Yet, Mr Nambiar has grown a special disinterest to the developments of the case and he refuses to speak on the case. It’s not the lack of social concern or insensitiveness to the plight of a victim in a sexual harassment case that forces a silence on Mr. Nambiar. He prefers to uphold the principle that a judge should not speak on a case he tried and this conviction helps him in dodging the media nudging.

However, he would willingly speak on the principles that should guide a judge when trying a case.

“I put myself in the shoes of a victim or a petitioner while judging a case. All through my career as a judicial officer, I have followed this principle, which I believe, would help the judge to comprehend a case in a better manner,” says Mr.

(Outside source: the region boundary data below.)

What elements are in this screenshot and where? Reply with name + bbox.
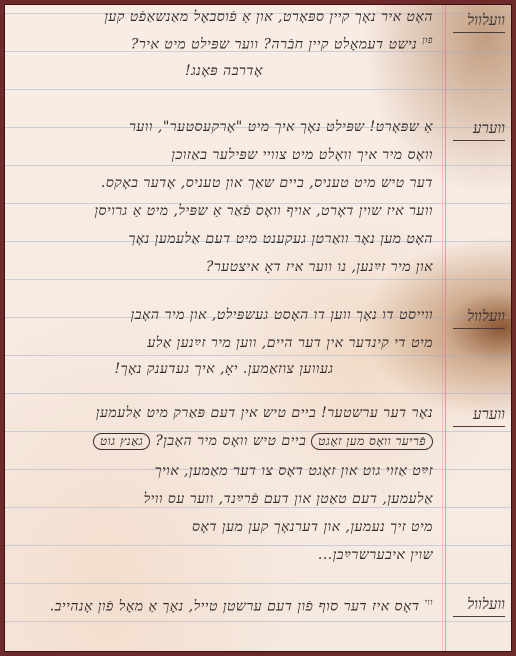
text-segment: דאָס איז דער סוף פֿון דעם ערשטן טייל, נא… [50, 599, 420, 615]
text-segment: ביים טיש וואָס מיר האָבן? [155, 433, 306, 449]
circled-annotation: גאַנץ גוט [93, 433, 150, 450]
text-line: ווי דאָס איז דער סוף פֿון דעם ערשטן טייל… [15, 597, 433, 616]
text-line: אָדרבה פּאָנג! [15, 63, 433, 80]
speaker-label-1: וועלוול [453, 11, 505, 33]
text-line: האָט איר נאָך קיין ספּאָרט, און אַ פֿוסב… [15, 9, 433, 26]
text-line: מיט די קינדער אין דער היים, ווען מיר זײַ… [15, 335, 433, 352]
text-line: פֿון נישט דעמאָלט קיין חבֿרה? ווער שפּיל… [15, 35, 433, 54]
text-body: האָט איר נאָך קיין ספּאָרט, און אַ פֿוסב… [15, 5, 439, 651]
speaker-label-5: וועלוול [453, 595, 505, 617]
text-line: פֿריער וואָס מען זאָגט ביים טיש וואָס מי… [15, 433, 433, 450]
text-line: דער טיש מיט טעניס, ביים שאַך און טעניס, … [15, 175, 433, 192]
speaker-label-3: וועלוול [453, 307, 505, 329]
text-line: זײַט אַזוי גוט און זאָגט דאָס צו דער מאַ… [15, 463, 433, 480]
speaker-label-4: ווערע [453, 405, 505, 427]
text-line: מיט זיך נעמען, און דערנאָך קען מען דאָס [15, 519, 433, 536]
margin-line-inner [442, 5, 443, 651]
speaker-label-2: ווערע [453, 119, 505, 141]
text-segment: נישט דעמאָלט קיין חבֿרה? ווער שפּילט מיט… [131, 37, 417, 53]
page-frame: וועלוול ווערע וועלוול ווערע וועלוול האָט… [0, 0, 516, 656]
text-line: און מיר זײַנען, נו ווער איז דאָ איצטער? [15, 259, 433, 276]
small-note: ווי [425, 598, 433, 608]
small-note: פֿון [422, 36, 433, 46]
text-line: ווייסט דו נאָך ווען דו האָסט געשפּילט, א… [15, 307, 433, 324]
text-line: האָט מען נאָר וואַרטן געקענט מיט דעם אַל… [15, 231, 433, 248]
text-line: וואָס מיר איך וואָלט מיט צוויי שפּילער ב… [15, 147, 433, 164]
margin-line [445, 5, 446, 651]
text-line: נאָר דער ערשטער! ביים טיש אין דעם פּאַרק… [15, 405, 433, 422]
text-line: געווען צוזאַמען. יאָ, איך געדענק נאָך! [15, 361, 433, 378]
text-line: אַ שפּאָרט! שפּילט נאָך איך מיט "אָרקעסט… [15, 119, 433, 136]
circled-annotation: פֿריער וואָס מען זאָגט [311, 433, 433, 450]
text-line: שוין איבערשרײַבן... [15, 547, 433, 564]
text-line: אַלעמען, דעם טאַטן און דעם פֿרײַנד, ווער… [15, 491, 433, 508]
text-line: ווער איז שוין דאָרט, אויף וואָס פֿאַר אַ… [15, 203, 433, 220]
notebook-page: וועלוול ווערע וועלוול ווערע וועלוול האָט… [4, 4, 512, 652]
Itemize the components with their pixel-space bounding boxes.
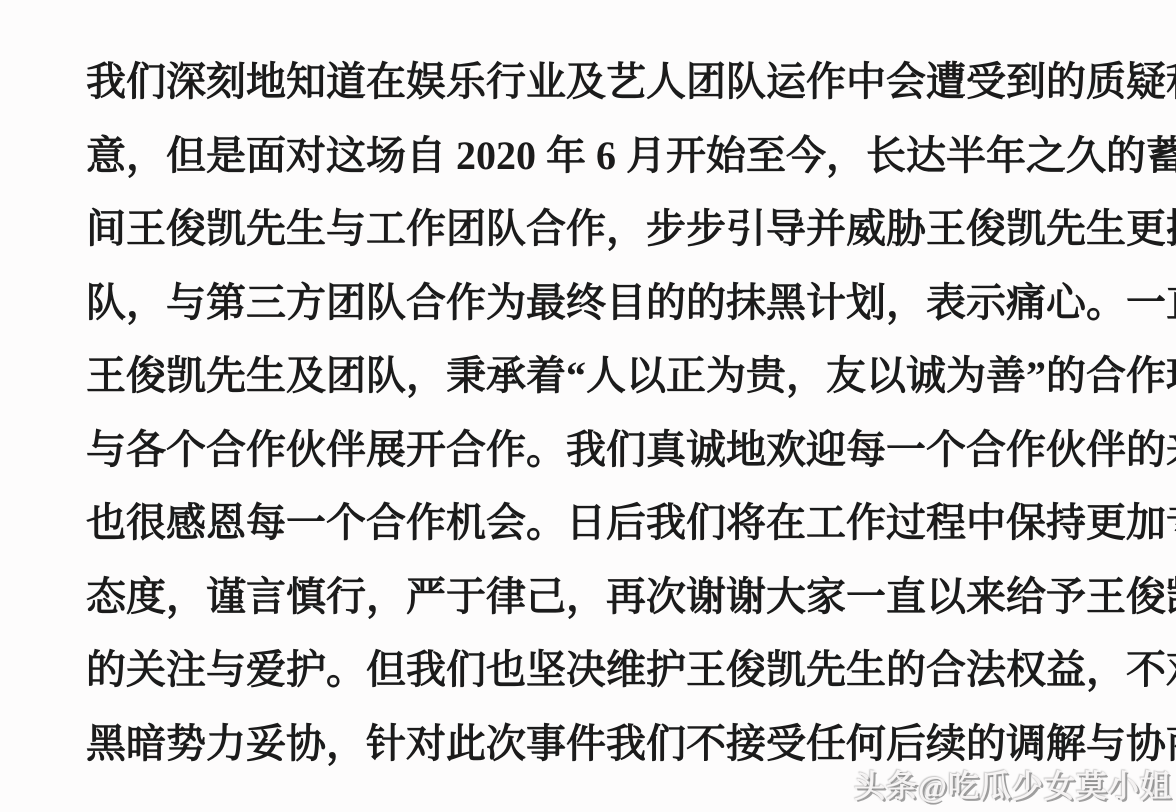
document-page: 我们深刻地知道在娱乐行业及艺人团队运作中会遭受到的质疑和恶意，但是面对这场自 2… xyxy=(0,0,1176,812)
paragraph-line: 的关注与爱护。但我们也坚决维护王俊凯先生的合法权益，不对任何 xyxy=(86,633,1090,707)
paragraph-line: 与各个合作伙伴展开合作。我们真诚地欢迎每一个合作伙伴的来临， xyxy=(86,413,1090,487)
watermark-text: 头条@吃瓜少女莫小姐 xyxy=(854,761,1172,806)
paragraph-line: 态度，谨言慎行，严于律己，再次谢谢大家一直以来给予王俊凯先生 xyxy=(86,560,1090,634)
paragraph-line: 王俊凯先生及团队，秉承着“人以正为贵，友以诚为善”的合作理念， xyxy=(86,339,1090,413)
statement-paragraph: 我们深刻地知道在娱乐行业及艺人团队运作中会遭受到的质疑和恶意，但是面对这场自 2… xyxy=(86,45,1090,780)
paragraph-line: 间王俊凯先生与工作团队合作，步步引导并威胁王俊凯先生更换团 xyxy=(86,192,1090,266)
paragraph-line: 意，但是面对这场自 2020 年 6 月开始至今，长达半年之久的蓄意离 xyxy=(86,119,1090,193)
paragraph-line: 我们深刻地知道在娱乐行业及艺人团队运作中会遭受到的质疑和恶 xyxy=(86,45,1090,119)
paragraph-line: 队，与第三方团队合作为最终目的的抹黑计划，表示痛心。一直以来 xyxy=(86,266,1090,340)
paragraph-line: 也很感恩每一个合作机会。日后我们将在工作过程中保持更加专业的 xyxy=(86,486,1090,560)
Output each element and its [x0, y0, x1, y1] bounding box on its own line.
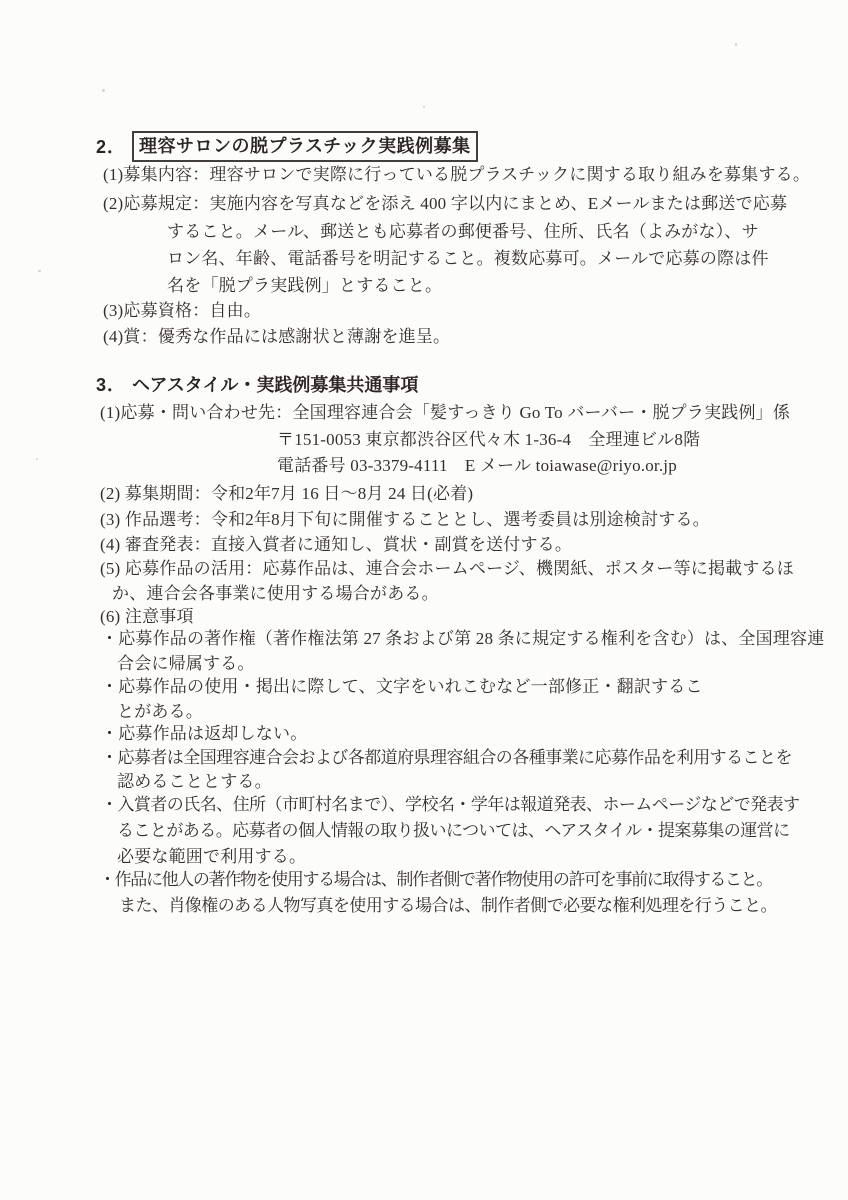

Nambiar, who recently retired as the judge of the High Court of Kerala.

What would have been the emotions that ran through the mind of a judicial officer who tried the Suryanelli case where a 16-year-old girl was sexually exploited by 40 persons for months together?

“If you have a daughter of that age, you should be able to understand what it might have passed through the mind of the judge,” said Mr. Nambiar, condensing the sentiments of a father of a girl child and a judge who tried the case.

“A young victim in a sexual abuse case may be muted by threat of the perpetrators of the crime. The victims silence would be brought by intimidation. In such cases, her silence should not be construed as her consent. In an earlier case of custodial rape, where a lower court found that the victim had consented to the sex, the Supreme Court had held that the victim would not be able to give free consent while in custody. Even in case of a sex worker, one cannot have sex with her without her consent. To give consent, one should also have the opportunity to say no without fearing for its consequences,” explains the judge.

Trial in rape cases, felt Mr. Nambiar who had three decades of experience behind him as a judicial officer, would present fresh rounds of torture to the victims. “Such harassments in court rooms can be prevented only by a sensitive judge who should disallow the harrowing questions by the lawyers during the trial. He may even ask the victims not to answer such questions,” he said.

Even when the country is debating the outcome of the apex court’s intervention and hailing the judgement of the trial court, Mr. Nambiar is not ecstatic about the judgement he delivered as the Special Judge. He believes the job of a judge is to act with conviction and deliver the judgement while being true to his conscience in the case. The higher courts may uphold or reverse the findings based on the perception of the judges in the higher judiciary and a judge should not be concerned about the decisions, he says.